Il principio attivo del prodotto è rappresentato dalla Citocromo-c-perossidasi, enzima che catalizza l’ossidazione del ferrocitocromo c in presenza di acqua ossigenata secondo la reazione:

H2O2 + 2 ferrocitocromo → 2 ferricitocromo + 2 H2O.

L’acqua ossigenata è normalmente presente, a concentrazioni dell’ordine di 20-50 µM, nell’umor acqueo, nel cristallino e nella cornea, dove svolge attività battericida in quanto è parte integrante del processo difensivo naturale contro i microorganismi invasivi.

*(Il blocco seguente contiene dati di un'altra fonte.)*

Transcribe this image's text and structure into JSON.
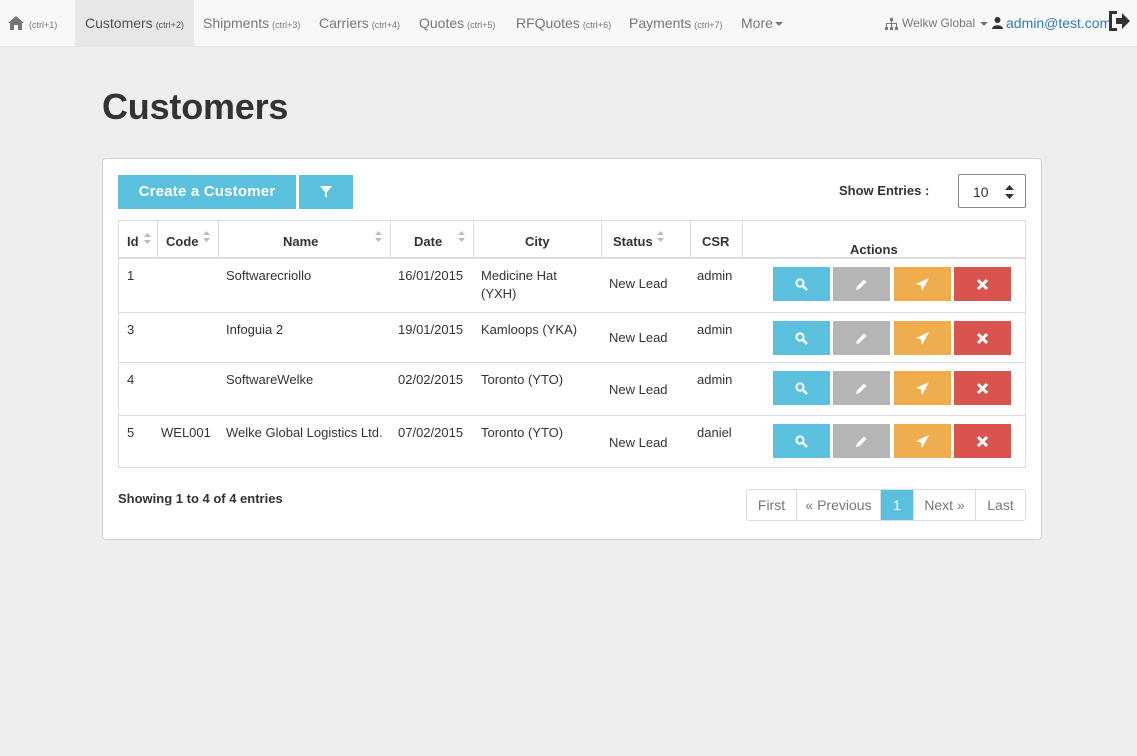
{
  "nav": {
    "home": {
      "shortcut": "(ctrl+1)"
    },
    "items": [
      {
        "label": "Customers",
        "shortcut": "(ctrl+2)"
      },
      {
        "label": "Shipments",
        "shortcut": "(ctrl+3)"
      },
      {
        "label": "Carriers",
        "shortcut": "(ctrl+4)"
      },
      {
        "label": "Quotes",
        "shortcut": "(ctrl+5)"
      },
      {
        "label": "RFQuotes",
        "shortcut": "(ctrl+6)"
      },
      {
        "label": "Payments",
        "shortcut": "(ctrl+7)"
      }
    ],
    "more": "More",
    "org": "Welkw Global",
    "user": "admin@test.com"
  },
  "page": {
    "title": "Customers"
  },
  "toolbar": {
    "create_label": "Create a Customer",
    "show_entries_label": "Show Entries :",
    "entries_value": "10"
  },
  "table": {
    "headers": [
      "Id",
      "Code",
      "Name",
      "Date",
      "City",
      "Status",
      "CSR",
      "Actions"
    ],
    "rows": [
      {
        "id": "1",
        "code": "",
        "name": "Softwarecriollo",
        "date": "16/01/2015",
        "city": "Medicine Hat (YXH)",
        "status": "New Lead",
        "csr": "admin"
      },
      {
        "id": "3",
        "code": "",
        "name": "Infoguia 2",
        "date": "19/01/2015",
        "city": "Kamloops (YKA)",
        "status": "New Lead",
        "csr": "admin"
      },
      {
        "id": "4",
        "code": "",
        "name": "SoftwareWelke",
        "date": "02/02/2015",
        "city": "Toronto (YTO)",
        "status": "New Lead",
        "csr": "admin"
      },
      {
        "id": "5",
        "code": "WEL001",
        "name": "Welke Global Logistics Ltd.",
        "date": "07/02/2015",
        "city": "Toronto (YTO)",
        "status": "New Lead",
        "csr": "daniel"
      }
    ]
  },
  "footer": {
    "showing": "Showing 1 to 4 of 4 entries"
  },
  "pagination": {
    "first": "First",
    "previous": "« Previous",
    "current": "1",
    "next": "Next »",
    "last": "Last"
  },
  "colors": {
    "info": "#5bc0de",
    "default": "#b5b5b5",
    "warning": "#f0ad4e",
    "danger": "#d9534f",
    "link": "#337ab7"
  },
  "icons": [
    "home-icon",
    "sitemap-icon",
    "user-icon",
    "sign-out-icon",
    "filter-icon",
    "search-icon",
    "pencil-icon",
    "send-icon",
    "close-icon",
    "sort-icon",
    "spinner-icon"
  ]
}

In alcune situazioni (stati infiammatori, esposizione alle radiazioni di vario tipo o ad agenti chimici), la concentrazione di acqua ossigenata e di altre specie reattive dell’ossigeno (i cosidetti radicali liberi, quale il radicale OH∙e l’anione superossido) aumentano fino a produrre effetti tossici sulle strutture oculari.

La Citocromo-c-perossidasi ha una spiccata azione protettiva nei confronti delle specie reattive dell’ossigeno, in quanto la sua costante di affinità per l’acqua ossigenata è di circa Km = 4.5 x 10-6 M.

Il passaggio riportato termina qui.